Bei der Netzentwicklung geht es um das grosse Ganze – um die strategische Planung und den Ausbau von Schienen-, Straßen- und Luftverkehrswegen über Jahrzehnte hinweg. Eine leistungsfähige Netzentwicklung ist eine Abwägung zwischen wirtschaftlicher Erreichbarkeit, ökologischen Grenzwerten und gesellschaftlicher Teilhabe. Die grosse Herausforderung besteht darin, bestehende, in einigen Teilen Europas oft marode Netze zu transformieren und gleichzeitig neue, intelligente Knotenpunkte für eine intermodale Zukunft zu schaffen. Dabei gilt es systemisch zu denken: Wie beeinflusst eine neue Bahntrasse die Logistikströme in ganz Europa? Wie soll eine Ladeinfrastruktur für die Elektromobilität in die bestehende Netztopologie integriert werden? Die Netzentwicklung liefert die Antworten darauf, wie wir Mobilität so organisieren, dass sie effizient fliesst.

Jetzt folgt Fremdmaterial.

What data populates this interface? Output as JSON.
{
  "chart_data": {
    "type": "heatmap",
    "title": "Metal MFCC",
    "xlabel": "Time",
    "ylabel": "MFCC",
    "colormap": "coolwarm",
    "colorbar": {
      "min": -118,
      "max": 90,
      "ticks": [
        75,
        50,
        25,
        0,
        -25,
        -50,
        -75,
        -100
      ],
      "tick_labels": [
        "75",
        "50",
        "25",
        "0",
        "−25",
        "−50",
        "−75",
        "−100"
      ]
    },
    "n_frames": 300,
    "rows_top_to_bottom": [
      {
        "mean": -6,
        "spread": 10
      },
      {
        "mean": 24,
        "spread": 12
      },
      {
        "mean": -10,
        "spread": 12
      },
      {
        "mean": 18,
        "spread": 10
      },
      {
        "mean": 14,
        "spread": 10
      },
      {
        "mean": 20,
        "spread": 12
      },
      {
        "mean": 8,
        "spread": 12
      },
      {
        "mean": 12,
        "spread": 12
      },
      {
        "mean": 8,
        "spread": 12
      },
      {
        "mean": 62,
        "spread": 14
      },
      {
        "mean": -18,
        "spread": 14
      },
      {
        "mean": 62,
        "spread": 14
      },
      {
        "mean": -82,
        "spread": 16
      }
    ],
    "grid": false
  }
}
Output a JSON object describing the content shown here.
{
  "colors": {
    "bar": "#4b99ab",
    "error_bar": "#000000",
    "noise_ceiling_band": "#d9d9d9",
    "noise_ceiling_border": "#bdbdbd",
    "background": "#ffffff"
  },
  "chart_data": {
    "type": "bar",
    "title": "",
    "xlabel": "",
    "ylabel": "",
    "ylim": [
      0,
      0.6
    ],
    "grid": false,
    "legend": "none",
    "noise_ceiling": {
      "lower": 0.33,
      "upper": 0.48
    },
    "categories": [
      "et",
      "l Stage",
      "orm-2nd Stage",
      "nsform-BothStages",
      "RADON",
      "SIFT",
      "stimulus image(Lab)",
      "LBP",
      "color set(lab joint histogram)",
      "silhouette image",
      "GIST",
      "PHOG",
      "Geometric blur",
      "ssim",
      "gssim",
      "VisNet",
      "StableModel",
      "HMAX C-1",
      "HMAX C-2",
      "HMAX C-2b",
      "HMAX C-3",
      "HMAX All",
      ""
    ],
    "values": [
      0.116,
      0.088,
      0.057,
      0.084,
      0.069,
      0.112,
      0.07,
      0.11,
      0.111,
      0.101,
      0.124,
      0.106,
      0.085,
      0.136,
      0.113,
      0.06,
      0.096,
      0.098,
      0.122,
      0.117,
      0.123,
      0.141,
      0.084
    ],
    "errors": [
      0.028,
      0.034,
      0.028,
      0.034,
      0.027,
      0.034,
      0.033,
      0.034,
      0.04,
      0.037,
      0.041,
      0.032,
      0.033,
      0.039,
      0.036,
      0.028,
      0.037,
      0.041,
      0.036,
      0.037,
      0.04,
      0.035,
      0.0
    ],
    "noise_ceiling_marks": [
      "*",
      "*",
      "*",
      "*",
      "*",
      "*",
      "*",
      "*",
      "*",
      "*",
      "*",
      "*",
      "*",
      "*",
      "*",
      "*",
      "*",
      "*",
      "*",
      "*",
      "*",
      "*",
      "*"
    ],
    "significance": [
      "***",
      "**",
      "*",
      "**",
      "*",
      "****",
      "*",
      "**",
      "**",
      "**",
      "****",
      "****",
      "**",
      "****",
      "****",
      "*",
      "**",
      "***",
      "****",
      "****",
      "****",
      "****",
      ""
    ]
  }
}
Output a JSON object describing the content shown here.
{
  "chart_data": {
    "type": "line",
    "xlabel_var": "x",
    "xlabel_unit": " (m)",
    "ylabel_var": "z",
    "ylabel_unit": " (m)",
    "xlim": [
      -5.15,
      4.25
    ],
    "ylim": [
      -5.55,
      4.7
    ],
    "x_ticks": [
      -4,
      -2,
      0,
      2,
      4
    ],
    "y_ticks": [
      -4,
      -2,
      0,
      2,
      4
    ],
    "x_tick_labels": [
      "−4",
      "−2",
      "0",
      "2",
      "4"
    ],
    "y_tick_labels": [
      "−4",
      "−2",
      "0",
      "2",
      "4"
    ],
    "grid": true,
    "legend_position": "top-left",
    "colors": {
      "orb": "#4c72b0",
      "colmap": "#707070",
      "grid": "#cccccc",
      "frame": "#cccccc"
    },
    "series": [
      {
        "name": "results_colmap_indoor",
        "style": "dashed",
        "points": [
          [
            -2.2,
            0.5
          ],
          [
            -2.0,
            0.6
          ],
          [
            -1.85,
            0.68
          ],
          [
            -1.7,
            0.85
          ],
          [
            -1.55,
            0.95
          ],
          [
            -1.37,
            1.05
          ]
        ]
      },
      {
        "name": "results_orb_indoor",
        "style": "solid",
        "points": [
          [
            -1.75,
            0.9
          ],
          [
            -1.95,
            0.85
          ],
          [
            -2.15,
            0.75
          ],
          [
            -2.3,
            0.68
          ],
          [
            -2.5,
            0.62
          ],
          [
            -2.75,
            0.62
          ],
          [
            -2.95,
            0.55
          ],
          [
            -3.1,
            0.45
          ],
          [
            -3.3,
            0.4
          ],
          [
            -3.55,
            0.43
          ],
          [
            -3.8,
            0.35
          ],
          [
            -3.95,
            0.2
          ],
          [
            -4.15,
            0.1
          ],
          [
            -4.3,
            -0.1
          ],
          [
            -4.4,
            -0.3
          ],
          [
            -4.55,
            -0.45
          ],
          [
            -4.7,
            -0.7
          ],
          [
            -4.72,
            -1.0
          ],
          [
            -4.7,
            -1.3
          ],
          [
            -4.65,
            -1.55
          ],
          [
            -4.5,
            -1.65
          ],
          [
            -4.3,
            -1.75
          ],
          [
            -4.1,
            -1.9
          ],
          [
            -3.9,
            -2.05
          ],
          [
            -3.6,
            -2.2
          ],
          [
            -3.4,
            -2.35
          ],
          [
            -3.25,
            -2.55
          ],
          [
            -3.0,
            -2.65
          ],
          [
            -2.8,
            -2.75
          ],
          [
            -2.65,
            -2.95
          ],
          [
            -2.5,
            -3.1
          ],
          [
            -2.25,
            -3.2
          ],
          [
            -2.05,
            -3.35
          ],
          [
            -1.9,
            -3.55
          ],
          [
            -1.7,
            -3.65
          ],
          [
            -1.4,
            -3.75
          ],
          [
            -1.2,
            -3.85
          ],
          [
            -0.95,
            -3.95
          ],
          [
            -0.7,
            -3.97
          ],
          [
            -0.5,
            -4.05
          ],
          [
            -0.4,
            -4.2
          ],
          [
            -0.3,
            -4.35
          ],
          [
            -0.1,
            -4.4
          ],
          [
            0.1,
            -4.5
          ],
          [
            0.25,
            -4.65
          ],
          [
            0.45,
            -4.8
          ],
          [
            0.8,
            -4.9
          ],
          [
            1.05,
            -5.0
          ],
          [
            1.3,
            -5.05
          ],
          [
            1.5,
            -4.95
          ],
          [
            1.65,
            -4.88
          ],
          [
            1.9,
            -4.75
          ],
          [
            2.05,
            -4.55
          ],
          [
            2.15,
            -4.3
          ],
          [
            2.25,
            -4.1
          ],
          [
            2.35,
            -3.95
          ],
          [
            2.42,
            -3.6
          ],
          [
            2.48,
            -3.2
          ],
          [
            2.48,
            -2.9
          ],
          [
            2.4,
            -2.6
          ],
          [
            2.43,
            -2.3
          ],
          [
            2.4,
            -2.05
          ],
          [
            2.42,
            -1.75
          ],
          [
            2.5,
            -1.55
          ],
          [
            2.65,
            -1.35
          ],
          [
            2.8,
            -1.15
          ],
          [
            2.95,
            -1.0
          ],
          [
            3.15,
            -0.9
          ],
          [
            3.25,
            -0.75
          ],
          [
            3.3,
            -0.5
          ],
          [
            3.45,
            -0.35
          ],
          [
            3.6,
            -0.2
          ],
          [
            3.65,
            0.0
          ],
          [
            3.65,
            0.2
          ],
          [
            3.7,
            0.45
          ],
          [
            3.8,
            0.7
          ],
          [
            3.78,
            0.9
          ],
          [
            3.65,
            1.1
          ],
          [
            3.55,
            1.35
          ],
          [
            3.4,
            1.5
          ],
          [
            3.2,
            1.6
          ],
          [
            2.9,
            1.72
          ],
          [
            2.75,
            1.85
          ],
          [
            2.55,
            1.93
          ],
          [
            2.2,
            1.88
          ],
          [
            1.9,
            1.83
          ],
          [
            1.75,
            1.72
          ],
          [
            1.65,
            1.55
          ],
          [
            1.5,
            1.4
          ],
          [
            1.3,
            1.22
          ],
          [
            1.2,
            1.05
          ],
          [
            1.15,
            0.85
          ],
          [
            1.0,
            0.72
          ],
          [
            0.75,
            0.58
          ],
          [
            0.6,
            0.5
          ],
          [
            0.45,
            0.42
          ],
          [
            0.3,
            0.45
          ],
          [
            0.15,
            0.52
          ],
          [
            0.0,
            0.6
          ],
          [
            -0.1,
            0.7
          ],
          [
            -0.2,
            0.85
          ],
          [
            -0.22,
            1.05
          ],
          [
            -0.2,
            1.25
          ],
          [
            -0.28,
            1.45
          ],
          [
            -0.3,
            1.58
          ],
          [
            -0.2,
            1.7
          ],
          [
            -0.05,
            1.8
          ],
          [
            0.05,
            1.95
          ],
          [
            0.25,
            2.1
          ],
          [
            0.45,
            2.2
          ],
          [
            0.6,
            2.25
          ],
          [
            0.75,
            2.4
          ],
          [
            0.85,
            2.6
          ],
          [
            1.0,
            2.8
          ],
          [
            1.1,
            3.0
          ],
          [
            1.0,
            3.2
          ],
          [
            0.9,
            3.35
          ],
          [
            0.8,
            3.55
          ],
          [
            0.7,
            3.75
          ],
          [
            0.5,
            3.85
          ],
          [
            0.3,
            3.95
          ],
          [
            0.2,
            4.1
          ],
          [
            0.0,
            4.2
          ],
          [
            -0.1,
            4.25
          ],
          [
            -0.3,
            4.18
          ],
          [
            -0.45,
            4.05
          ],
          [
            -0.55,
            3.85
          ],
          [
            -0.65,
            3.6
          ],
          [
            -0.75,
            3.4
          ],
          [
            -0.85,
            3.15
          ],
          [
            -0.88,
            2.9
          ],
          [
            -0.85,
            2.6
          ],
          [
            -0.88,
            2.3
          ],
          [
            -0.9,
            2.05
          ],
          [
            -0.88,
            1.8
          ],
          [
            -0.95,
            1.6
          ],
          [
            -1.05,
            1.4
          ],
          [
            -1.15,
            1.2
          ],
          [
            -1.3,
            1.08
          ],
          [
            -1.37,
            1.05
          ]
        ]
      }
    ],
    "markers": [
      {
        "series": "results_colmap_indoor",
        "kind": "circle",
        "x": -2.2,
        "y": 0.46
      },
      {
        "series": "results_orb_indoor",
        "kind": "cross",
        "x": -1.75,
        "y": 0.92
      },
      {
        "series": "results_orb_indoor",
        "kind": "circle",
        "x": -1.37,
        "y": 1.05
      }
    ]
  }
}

Leittechnik und Kundeninformation

Leittechnik sorgt dafür, dass Fahrzeuge sicher im Takt bleiben. Die Kundeninformation stellt sicher, dass der Mensch sich im komplexen Verkehrssystem jederzeit orientieren kann. In einer Ära, in der Pünktlichkeit und Verlässlichkeit zu den wichtigsten Charakteristika der Mobilität zählen, ist eine hochperformante Betriebsleittechnik unverzichtbar. Der Trend geht weg von starren Fahrplänen hin zu einer dynamischeren Steuerung, die in Echtzeit auf Störungen reagiert und Anschlüsse autonom sichert. Gleichzeitig entwickelt sich die Kundeninformation von der statischen Haltestellentafel hin zu einer personalisierten, intermodalen Reisebegleitung. Die Herausforderung besteht darin, Millionen von Verspätungsmeldungen bis hin zu Auslastungsprognosen so aufzubereiten, dass sie dem Fahrgast intuitiv und konsistent über alle digitalen Kanäle zur Verfügung stehen.

Verkehrstechnik

Hier steht die konkrete Durchführung eines verkehrstechnischen Projekts im Zentrum der Aktivitäten. Dabei dient beispielsweise die Konstruktion eines einfachen Elektromobils als anschauliches Trägermedium, um das Projektmanagement unter Realbedingungen zu trainieren. Es geht nicht nur darum, am Ende ein Elektrofahrzeug in Bewegung zu setzen, sondern vielmehr begrenzte Ressourcen, strikte Deadlines und interdisziplinäre Teams erfolgreich zu koordinieren. Von der ersten Anforderungsliste über die Meilensteinplanung bis hin zur finalen Abnahme des Fahrzeugs wird der komplette Lebenszyklus einer Produktentwicklung durchlaufen. Ziel ist es, mit Lieferverzögerungen, technischen Rückschlägen und Teamdynamiken professionell umzugehen.

Veloverkehr

Lange Zeit als Randthema behandelt, ist die Förderung des Veloverkehrs heute einer der effizientesten Hebel für die lebenswerte Gestaltung unserer Städte und das Erreichen der Klimaziele. Der Veloverkehr ist weit mehr als nur das Markieren von gelben Linien auf dem Asphalt; er ist eine interdisziplinäre Planungsaufgabe, die teilweise eine radikale Neuverteilung des öffentlichen Raums erfordert. Sie beschäftigen sich mit Aspekten wie der Entwicklung von durchgängigen Radschnellverbindungen, die Pendlerströme entlasten, und der Integration von E-Bikes, die das Einzugsgebiet des Fahrrades massiv vergrössert haben.